The first season of Dance Moms, an American dance reality television created by Collins Avenue Productions, began airing on July 13, 2011 on Lifetime's television network. The season concluded on October 12, 2011. A total of 13 episodes aired this season.

Overview
The first season introduces the leading dancers of the Abby Lee Dance Company, and their mothers. Throughout the season the dance team competes at various dance competitions around the US, finally reaching Nationals and competing for the title of overall top dance studio in the country.
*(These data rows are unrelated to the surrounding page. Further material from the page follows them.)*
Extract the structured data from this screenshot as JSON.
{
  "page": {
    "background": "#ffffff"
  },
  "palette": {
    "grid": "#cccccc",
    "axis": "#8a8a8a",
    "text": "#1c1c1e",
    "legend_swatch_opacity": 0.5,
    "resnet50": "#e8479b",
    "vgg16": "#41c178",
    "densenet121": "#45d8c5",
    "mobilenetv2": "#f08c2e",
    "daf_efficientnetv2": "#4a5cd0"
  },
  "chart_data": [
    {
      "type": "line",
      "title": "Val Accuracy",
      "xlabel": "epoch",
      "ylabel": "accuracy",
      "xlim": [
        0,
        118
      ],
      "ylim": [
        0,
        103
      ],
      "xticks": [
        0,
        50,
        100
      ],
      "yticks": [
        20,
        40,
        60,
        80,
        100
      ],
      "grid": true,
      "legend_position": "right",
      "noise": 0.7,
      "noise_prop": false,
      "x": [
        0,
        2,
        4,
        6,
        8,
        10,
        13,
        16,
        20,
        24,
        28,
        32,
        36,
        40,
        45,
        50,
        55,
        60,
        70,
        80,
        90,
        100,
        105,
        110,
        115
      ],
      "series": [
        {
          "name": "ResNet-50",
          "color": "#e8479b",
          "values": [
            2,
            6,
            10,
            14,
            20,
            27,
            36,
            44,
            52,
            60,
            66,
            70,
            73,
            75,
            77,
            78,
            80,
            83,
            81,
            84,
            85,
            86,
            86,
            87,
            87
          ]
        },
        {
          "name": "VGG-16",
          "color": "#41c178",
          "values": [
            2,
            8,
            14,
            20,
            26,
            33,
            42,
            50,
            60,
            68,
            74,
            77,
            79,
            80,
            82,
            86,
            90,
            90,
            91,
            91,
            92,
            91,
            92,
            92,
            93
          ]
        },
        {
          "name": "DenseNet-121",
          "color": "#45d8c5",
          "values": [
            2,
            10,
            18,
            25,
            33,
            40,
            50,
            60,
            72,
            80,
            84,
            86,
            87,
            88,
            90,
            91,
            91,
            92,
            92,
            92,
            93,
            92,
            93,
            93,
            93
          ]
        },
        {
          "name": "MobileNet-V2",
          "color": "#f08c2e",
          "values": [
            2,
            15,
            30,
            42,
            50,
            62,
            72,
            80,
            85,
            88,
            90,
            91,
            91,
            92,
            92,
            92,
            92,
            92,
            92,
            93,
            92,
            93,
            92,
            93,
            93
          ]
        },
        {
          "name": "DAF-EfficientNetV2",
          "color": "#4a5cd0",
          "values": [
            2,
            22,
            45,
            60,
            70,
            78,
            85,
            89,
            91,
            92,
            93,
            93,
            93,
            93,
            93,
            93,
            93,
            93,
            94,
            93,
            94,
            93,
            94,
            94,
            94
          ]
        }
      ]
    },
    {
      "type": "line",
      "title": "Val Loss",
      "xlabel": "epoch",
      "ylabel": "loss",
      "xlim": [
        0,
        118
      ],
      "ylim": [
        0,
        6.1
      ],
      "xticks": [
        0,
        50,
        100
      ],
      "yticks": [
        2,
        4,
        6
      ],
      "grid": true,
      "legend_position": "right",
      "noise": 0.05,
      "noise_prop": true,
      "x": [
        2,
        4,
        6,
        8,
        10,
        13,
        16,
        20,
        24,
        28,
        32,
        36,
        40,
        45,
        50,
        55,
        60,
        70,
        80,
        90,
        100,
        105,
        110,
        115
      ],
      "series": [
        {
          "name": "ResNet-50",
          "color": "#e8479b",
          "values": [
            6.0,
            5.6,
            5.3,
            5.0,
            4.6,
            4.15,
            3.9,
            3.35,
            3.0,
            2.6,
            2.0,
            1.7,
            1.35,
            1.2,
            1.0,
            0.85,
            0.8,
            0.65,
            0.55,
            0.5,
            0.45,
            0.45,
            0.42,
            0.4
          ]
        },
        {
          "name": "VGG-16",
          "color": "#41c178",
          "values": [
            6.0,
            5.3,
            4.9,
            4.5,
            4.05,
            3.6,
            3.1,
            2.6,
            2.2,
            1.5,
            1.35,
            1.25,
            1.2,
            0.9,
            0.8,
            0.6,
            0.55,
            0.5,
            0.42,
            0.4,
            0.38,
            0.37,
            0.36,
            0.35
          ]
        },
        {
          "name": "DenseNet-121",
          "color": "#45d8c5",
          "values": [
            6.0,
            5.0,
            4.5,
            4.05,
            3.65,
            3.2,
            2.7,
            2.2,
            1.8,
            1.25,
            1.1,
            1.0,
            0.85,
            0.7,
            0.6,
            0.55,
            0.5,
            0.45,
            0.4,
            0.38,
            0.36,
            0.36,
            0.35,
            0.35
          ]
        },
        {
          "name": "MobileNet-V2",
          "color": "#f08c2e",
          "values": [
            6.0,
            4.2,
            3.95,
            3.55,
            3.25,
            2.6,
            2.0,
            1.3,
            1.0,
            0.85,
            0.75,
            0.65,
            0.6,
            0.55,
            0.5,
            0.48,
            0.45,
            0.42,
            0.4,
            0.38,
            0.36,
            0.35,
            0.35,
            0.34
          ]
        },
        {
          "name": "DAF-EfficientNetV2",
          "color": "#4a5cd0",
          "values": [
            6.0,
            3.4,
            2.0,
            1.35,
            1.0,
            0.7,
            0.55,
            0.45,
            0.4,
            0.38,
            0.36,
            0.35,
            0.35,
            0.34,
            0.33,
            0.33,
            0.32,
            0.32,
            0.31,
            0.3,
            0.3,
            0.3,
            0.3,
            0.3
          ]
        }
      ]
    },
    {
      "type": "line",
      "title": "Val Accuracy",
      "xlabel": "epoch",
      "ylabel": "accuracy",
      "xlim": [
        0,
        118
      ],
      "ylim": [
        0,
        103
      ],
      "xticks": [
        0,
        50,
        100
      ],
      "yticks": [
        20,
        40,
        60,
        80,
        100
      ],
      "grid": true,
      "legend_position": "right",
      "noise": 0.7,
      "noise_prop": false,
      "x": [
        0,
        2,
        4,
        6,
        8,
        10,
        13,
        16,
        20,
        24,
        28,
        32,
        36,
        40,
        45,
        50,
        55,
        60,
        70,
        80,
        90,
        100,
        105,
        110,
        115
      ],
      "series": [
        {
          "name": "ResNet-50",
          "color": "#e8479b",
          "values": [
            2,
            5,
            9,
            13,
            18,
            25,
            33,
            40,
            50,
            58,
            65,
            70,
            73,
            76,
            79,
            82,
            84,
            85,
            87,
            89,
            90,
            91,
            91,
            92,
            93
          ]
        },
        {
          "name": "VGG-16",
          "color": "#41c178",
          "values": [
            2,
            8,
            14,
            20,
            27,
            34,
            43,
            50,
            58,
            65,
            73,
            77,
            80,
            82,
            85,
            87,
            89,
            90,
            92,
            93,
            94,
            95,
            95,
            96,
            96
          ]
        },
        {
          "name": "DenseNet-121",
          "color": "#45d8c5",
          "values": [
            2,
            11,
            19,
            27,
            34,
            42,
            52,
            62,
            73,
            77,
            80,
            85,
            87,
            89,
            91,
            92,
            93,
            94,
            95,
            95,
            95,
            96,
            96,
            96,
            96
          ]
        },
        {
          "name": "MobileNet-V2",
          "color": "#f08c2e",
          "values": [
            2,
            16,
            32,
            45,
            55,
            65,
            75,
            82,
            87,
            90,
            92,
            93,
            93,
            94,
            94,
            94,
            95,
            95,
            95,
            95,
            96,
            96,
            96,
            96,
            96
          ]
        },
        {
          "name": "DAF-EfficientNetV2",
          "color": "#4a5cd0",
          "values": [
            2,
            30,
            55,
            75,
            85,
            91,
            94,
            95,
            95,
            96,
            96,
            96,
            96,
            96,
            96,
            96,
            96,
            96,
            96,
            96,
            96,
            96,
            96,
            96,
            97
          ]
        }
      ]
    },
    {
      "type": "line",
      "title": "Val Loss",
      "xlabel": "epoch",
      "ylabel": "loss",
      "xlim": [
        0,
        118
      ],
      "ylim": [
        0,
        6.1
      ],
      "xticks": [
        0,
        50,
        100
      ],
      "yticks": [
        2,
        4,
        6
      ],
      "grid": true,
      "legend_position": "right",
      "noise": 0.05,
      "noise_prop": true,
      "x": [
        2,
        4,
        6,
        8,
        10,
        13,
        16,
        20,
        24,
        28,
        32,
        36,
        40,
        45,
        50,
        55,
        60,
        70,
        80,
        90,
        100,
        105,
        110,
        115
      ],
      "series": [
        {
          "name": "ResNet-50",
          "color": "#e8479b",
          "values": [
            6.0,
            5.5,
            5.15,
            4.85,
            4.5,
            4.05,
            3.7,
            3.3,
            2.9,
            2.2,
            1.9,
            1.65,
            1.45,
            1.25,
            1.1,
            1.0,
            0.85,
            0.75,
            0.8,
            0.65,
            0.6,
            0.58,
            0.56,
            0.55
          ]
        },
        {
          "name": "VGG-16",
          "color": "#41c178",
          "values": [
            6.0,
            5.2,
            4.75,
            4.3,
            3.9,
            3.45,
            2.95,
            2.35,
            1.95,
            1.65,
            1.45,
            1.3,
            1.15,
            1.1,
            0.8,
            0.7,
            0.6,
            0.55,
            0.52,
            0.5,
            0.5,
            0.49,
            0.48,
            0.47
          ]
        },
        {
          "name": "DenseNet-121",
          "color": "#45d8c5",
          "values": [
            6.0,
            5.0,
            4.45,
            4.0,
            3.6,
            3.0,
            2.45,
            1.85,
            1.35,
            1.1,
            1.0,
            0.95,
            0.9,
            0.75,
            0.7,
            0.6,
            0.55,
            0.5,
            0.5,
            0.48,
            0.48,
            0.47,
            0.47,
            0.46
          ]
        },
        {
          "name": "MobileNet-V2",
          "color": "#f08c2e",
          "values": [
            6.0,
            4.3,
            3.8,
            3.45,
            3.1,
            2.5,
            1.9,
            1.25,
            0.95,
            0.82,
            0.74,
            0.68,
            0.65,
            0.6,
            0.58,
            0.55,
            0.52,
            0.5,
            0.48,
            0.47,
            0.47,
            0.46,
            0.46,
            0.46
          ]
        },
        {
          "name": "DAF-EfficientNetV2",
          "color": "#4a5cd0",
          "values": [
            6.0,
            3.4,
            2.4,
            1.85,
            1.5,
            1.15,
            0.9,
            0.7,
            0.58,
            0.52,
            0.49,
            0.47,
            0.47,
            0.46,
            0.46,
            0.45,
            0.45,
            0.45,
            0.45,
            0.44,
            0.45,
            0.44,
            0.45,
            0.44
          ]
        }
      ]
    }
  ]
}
This season does feature the infamous Pyramid, however, it does not have as much an impact until the final episodes of the season.

Cast
The first season featured 13 star billing cast members with various other dancers and moms appearing throughout the season.

Dancers
 Maddie Ziegler
 Chloe Lukasiak
 Mackenzie Ziegler
 Nia Frazier
 Paige Hyland
 Brooke Hyland
 Vivi-Anne Stein (Episodes 1-8)

Moms
 Melissa Gisoni, mother of Maddie and Mackenzie Ziegler
 Christi Lukasiak, mother of Chloe Lukasiak
 Kelly Hyland, mother of Paige and Brooke Hyland
 Holly Hatcher-Frazier, mother of Nia Frazier
 Cathy Nesbitt-Stein (Episodes 1-8), mother of Vivi-Anne Stein

Guests
 Brandon Pent and mother Diane Pent (Episode 8)
 Justice McCort (Episode 10)
 Taylor O'Lear (Episode 10)

Dance Coaches 

 Abby Lee Miller, head choreographer for the Abby Lee Dance Company
 Gianna Martello, assistant choreographer to Abby Lee Miller
 Cathy Nesbitt-Stein (Episodes 9-10), head choreographer for Candy Apple's Dance Center

Episodes

Reception

Dance Moms received heavy criticism upon its premiere in 2011. On Metacritic, the first season holds a score of 54 out of 100, based on 4 critics, indicating "mixed or average reviews".